Following this clean-eating principal will naturally steer you toward lower calorie, nutrient-dense foods. Your meals are also more likely to contain plenty of fiber and good-for-you fats, which will satisfy your hunger and keep you feeling fuller longer.
GMO-free. Genetically modified foods are made with organisms whose genetic material has been modified in a way that does not occur naturally. They have not been shown to present any health risks, says Bruning, but there is an increasing movement for products with GMO ingredients to be labeled so that consumers can make an informed decision. While GMOs may not cause a problem for human health, some researchers are concerned about their effect on the larger environment.
Natural. This is a label that has no agreed-upon definition, so it carries little true meaning.

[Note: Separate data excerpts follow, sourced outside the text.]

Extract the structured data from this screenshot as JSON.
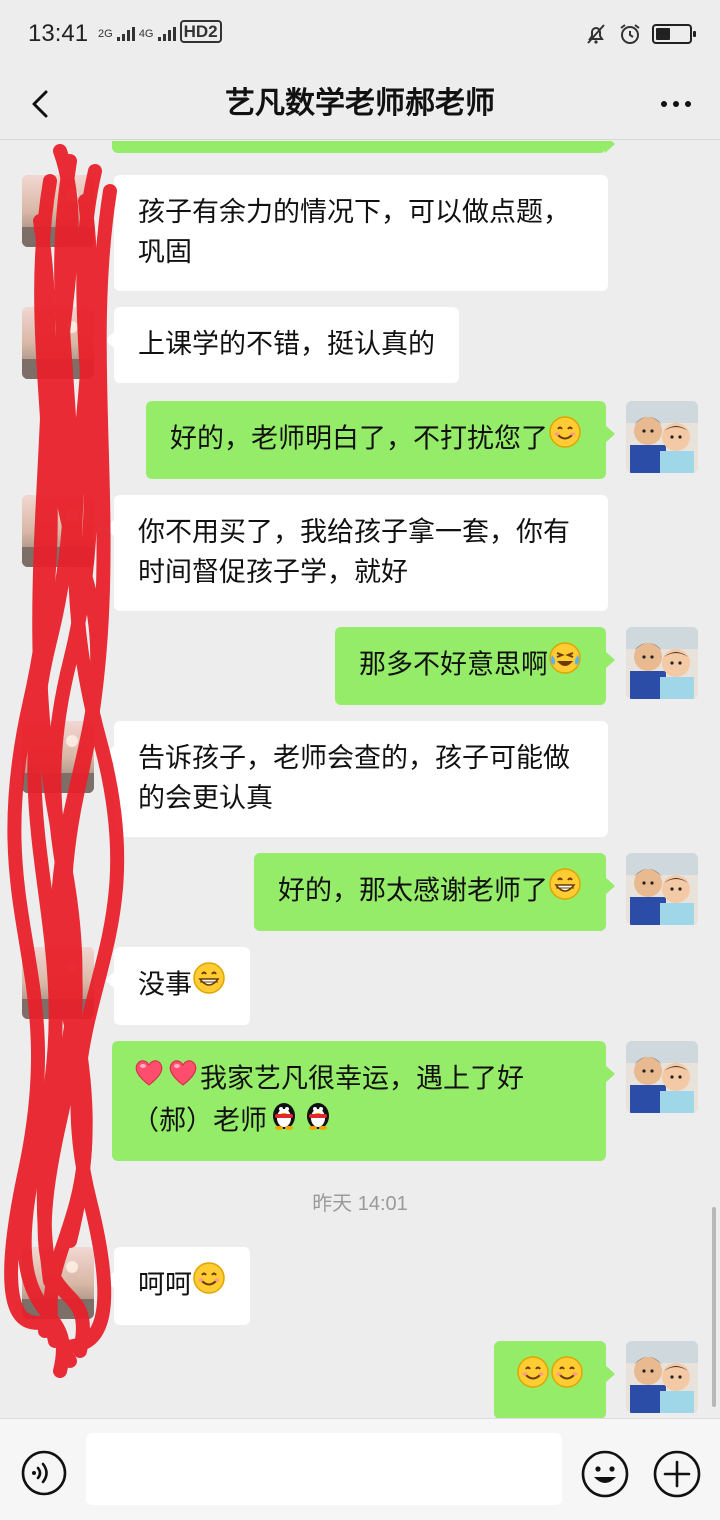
{
  "status": {
    "time": "13:41",
    "net_left": "2G",
    "net_right": "4G",
    "hd": "HD2",
    "battery_level": 0.45
  },
  "header": {
    "title": "艺凡数学老师郝老师"
  },
  "messages": [
    {
      "from": "teacher",
      "text": "孩子有余力的情况下，可以做点题，巩固"
    },
    {
      "from": "teacher",
      "text": "上课学的不错，挺认真的"
    },
    {
      "from": "me",
      "text": "好的，老师明白了，不打扰您了",
      "emoji": [
        "smile"
      ]
    },
    {
      "from": "teacher",
      "text": "你不用买了，我给孩子拿一套，你有时间督促孩子学，就好"
    },
    {
      "from": "me",
      "text": "那多不好意思啊",
      "emoji": [
        "laugh-cry"
      ]
    },
    {
      "from": "teacher",
      "text": "告诉孩子，老师会查的，孩子可能做的会更认真"
    },
    {
      "from": "me",
      "text": "好的，那太感谢老师了",
      "emoji": [
        "grin"
      ]
    },
    {
      "from": "teacher",
      "text": "没事",
      "emoji": [
        "grin"
      ]
    },
    {
      "from": "me",
      "text_a": "我家艺凡很幸运，遇上了好",
      "text_b": "（郝）老师",
      "emoji_prefix": [
        "heart",
        "heart"
      ],
      "emoji_suffix": [
        "penguin",
        "penguin"
      ]
    },
    {
      "from": "teacher",
      "text": "呵呵",
      "emoji": [
        "smile"
      ]
    },
    {
      "from": "me",
      "text": "",
      "emoji": [
        "smile",
        "smile"
      ]
    }
  ],
  "timestamp": "昨天 14:01",
  "input": {
    "placeholder": "",
    "value": ""
  },
  "icons": {
    "back": "back-arrow-icon",
    "more": "more-dots-icon",
    "voice": "voice-icon",
    "emoji": "emoji-icon",
    "plus": "plus-icon"
  },
  "colors": {
    "outgoing_bubble": "#95ec69",
    "incoming_bubble": "#ffffff",
    "background": "#ededed",
    "scribble": "#e8212b"
  }
}
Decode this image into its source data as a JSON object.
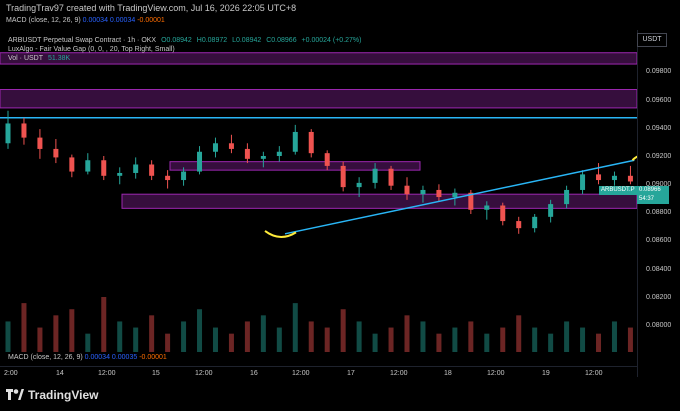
{
  "header": {
    "credit": "TradingTrav97 created with TradingView.com, Jul 16, 2026 22:05 UTC+8"
  },
  "macd_top": {
    "label": "MACD (close, 12, 26, 9)",
    "v1": "0.00034",
    "v2": "0.00034",
    "v3": "-0.00001"
  },
  "legend": {
    "symbol": "ARBUSDT Perpetual Swap Contract · 1h · OKX",
    "open": "O0.08942",
    "high": "H0.08972",
    "low": "L0.08942",
    "close": "C0.08966",
    "change": "+0.00024 (+0.27%)",
    "indicator": "LuxAlgo - Fair Value Gap (0, 0, , 20, Top Right, Small)",
    "vol_label": "Vol · USDT",
    "vol_value": "51.38K"
  },
  "price_axis": {
    "currency": "USDT",
    "labels": [
      "0.09800",
      "0.09600",
      "0.09400",
      "0.09200",
      "0.09000",
      "0.08800",
      "0.08600",
      "0.08400",
      "0.08200",
      "0.08000"
    ],
    "symbol_tag": "ARBUSDT.P",
    "current_price": "0.08966",
    "countdown": "54:37"
  },
  "macd_bottom": {
    "label": "MACD (close, 12, 26, 9)",
    "v1": "0.00034",
    "v2": "0.00035",
    "v3": "-0.00001"
  },
  "time_axis": {
    "labels": [
      "2:00",
      "14",
      "12:00",
      "15",
      "12:00",
      "16",
      "12:00",
      "17",
      "12:00",
      "18",
      "12:00",
      "19",
      "12:00"
    ]
  },
  "footer": {
    "brand": "TradingView"
  },
  "colors": {
    "up": "#26a69a",
    "down": "#ef5350",
    "fvg_purple": "#9c27b0",
    "line_blue": "#29b6f6",
    "highlight_yellow": "#ffeb3b"
  },
  "chart_data": {
    "type": "candlestick",
    "symbol": "ARBUSDT.P",
    "timeframe": "1h",
    "candles": [
      {
        "o": 0.0922,
        "h": 0.0945,
        "l": 0.0918,
        "c": 0.0936
      },
      {
        "o": 0.0936,
        "h": 0.094,
        "l": 0.0921,
        "c": 0.0926
      },
      {
        "o": 0.0926,
        "h": 0.0932,
        "l": 0.0911,
        "c": 0.0918
      },
      {
        "o": 0.0918,
        "h": 0.0925,
        "l": 0.0908,
        "c": 0.0912
      },
      {
        "o": 0.0912,
        "h": 0.0914,
        "l": 0.0898,
        "c": 0.0902
      },
      {
        "o": 0.0902,
        "h": 0.0915,
        "l": 0.09,
        "c": 0.091
      },
      {
        "o": 0.091,
        "h": 0.0913,
        "l": 0.0896,
        "c": 0.0899
      },
      {
        "o": 0.0899,
        "h": 0.0905,
        "l": 0.0893,
        "c": 0.0901
      },
      {
        "o": 0.0901,
        "h": 0.0912,
        "l": 0.0897,
        "c": 0.0907
      },
      {
        "o": 0.0907,
        "h": 0.091,
        "l": 0.0896,
        "c": 0.0899
      },
      {
        "o": 0.0899,
        "h": 0.0903,
        "l": 0.089,
        "c": 0.0896
      },
      {
        "o": 0.0896,
        "h": 0.0905,
        "l": 0.0892,
        "c": 0.0902
      },
      {
        "o": 0.0902,
        "h": 0.092,
        "l": 0.09,
        "c": 0.0916
      },
      {
        "o": 0.0916,
        "h": 0.0926,
        "l": 0.0912,
        "c": 0.0922
      },
      {
        "o": 0.0922,
        "h": 0.0928,
        "l": 0.0915,
        "c": 0.0918
      },
      {
        "o": 0.0918,
        "h": 0.0922,
        "l": 0.0908,
        "c": 0.0911
      },
      {
        "o": 0.0911,
        "h": 0.0916,
        "l": 0.0905,
        "c": 0.0913
      },
      {
        "o": 0.0913,
        "h": 0.092,
        "l": 0.0909,
        "c": 0.0916
      },
      {
        "o": 0.0916,
        "h": 0.0935,
        "l": 0.0914,
        "c": 0.093
      },
      {
        "o": 0.093,
        "h": 0.0932,
        "l": 0.0912,
        "c": 0.0915
      },
      {
        "o": 0.0915,
        "h": 0.0917,
        "l": 0.0903,
        "c": 0.0906
      },
      {
        "o": 0.0906,
        "h": 0.0909,
        "l": 0.0888,
        "c": 0.0891
      },
      {
        "o": 0.0891,
        "h": 0.0898,
        "l": 0.0884,
        "c": 0.0894
      },
      {
        "o": 0.0894,
        "h": 0.0908,
        "l": 0.089,
        "c": 0.0904
      },
      {
        "o": 0.0904,
        "h": 0.0906,
        "l": 0.0889,
        "c": 0.0892
      },
      {
        "o": 0.0892,
        "h": 0.0898,
        "l": 0.0882,
        "c": 0.0886
      },
      {
        "o": 0.0886,
        "h": 0.0892,
        "l": 0.088,
        "c": 0.0889
      },
      {
        "o": 0.0889,
        "h": 0.0893,
        "l": 0.0881,
        "c": 0.0884
      },
      {
        "o": 0.0884,
        "h": 0.089,
        "l": 0.0878,
        "c": 0.0887
      },
      {
        "o": 0.0887,
        "h": 0.0889,
        "l": 0.0872,
        "c": 0.0875
      },
      {
        "o": 0.0875,
        "h": 0.0881,
        "l": 0.0868,
        "c": 0.0878
      },
      {
        "o": 0.0878,
        "h": 0.088,
        "l": 0.0864,
        "c": 0.0867
      },
      {
        "o": 0.0867,
        "h": 0.087,
        "l": 0.0858,
        "c": 0.0862
      },
      {
        "o": 0.0862,
        "h": 0.0872,
        "l": 0.0859,
        "c": 0.087
      },
      {
        "o": 0.087,
        "h": 0.0882,
        "l": 0.0866,
        "c": 0.0879
      },
      {
        "o": 0.0879,
        "h": 0.0892,
        "l": 0.0876,
        "c": 0.0889
      },
      {
        "o": 0.0889,
        "h": 0.0903,
        "l": 0.0886,
        "c": 0.09
      },
      {
        "o": 0.09,
        "h": 0.0908,
        "l": 0.0893,
        "c": 0.0896
      },
      {
        "o": 0.0896,
        "h": 0.0902,
        "l": 0.0892,
        "c": 0.0899
      },
      {
        "o": 0.0899,
        "h": 0.0906,
        "l": 0.0893,
        "c": 0.0895
      },
      {
        "o": 0.0894,
        "h": 0.0898,
        "l": 0.0891,
        "c": 0.0897
      }
    ],
    "volume": [
      5,
      8,
      4,
      6,
      7,
      3,
      9,
      5,
      4,
      6,
      3,
      5,
      7,
      4,
      3,
      5,
      6,
      4,
      8,
      5,
      4,
      7,
      5,
      3,
      4,
      6,
      5,
      3,
      4,
      5,
      3,
      4,
      6,
      4,
      3,
      5,
      4,
      3,
      5,
      4,
      3
    ],
    "fvg_zones": [
      {
        "top": 0.0986,
        "bottom": 0.0978
      },
      {
        "top": 0.096,
        "bottom": 0.0947
      },
      {
        "top": 0.0909,
        "bottom": 0.0903
      },
      {
        "top": 0.0886,
        "bottom": 0.0876
      }
    ],
    "horizontal_lines": [
      0.094
    ],
    "ylim": [
      0.079,
      0.0995
    ]
  }
}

Instead, look for a label that is regulated, such as a “USDA organic” label. Also “natural” doesn’t always mean healthy. Even so-called “natural” foods can contain high amounts of fat or sugar.
Hormone-free. This means the meat was raised without the use of hormones. It’s important to remember that poultry and pork sold in the U.S is never allowed to be raised with hormones, so even if the label doesn’t call it out, you can feel confident your choice is hormone-free. However, hormones are allowed to be used in beef, so either look for a label that specifically says “hormone-free” or talk to your butcher before you buy.
No Antibiotics Added. The use of antibiotics is allowed in red meat and poultry in the U.S. If you want to be sure your meat does not contain antibiotics, look for the terms “no antibiotics added.” This means that sufficient documentation has been provided by the producer to the USDA demonstrating that the animals were raised without antibiotics. Meat labeled “USDA Organic” is also guaranteed to contain no antibiotics, because their use is prohibited by federal organic regulations. However, the term “antibiotic-free” is not authorized by the USDA and therefore has no true meaning.
Local. Just because something is local doesn’t mean it fits the bill for clean eating, but it may be a good start. If you go to a farmers market, you can ask questions about how the food was prepared or grown.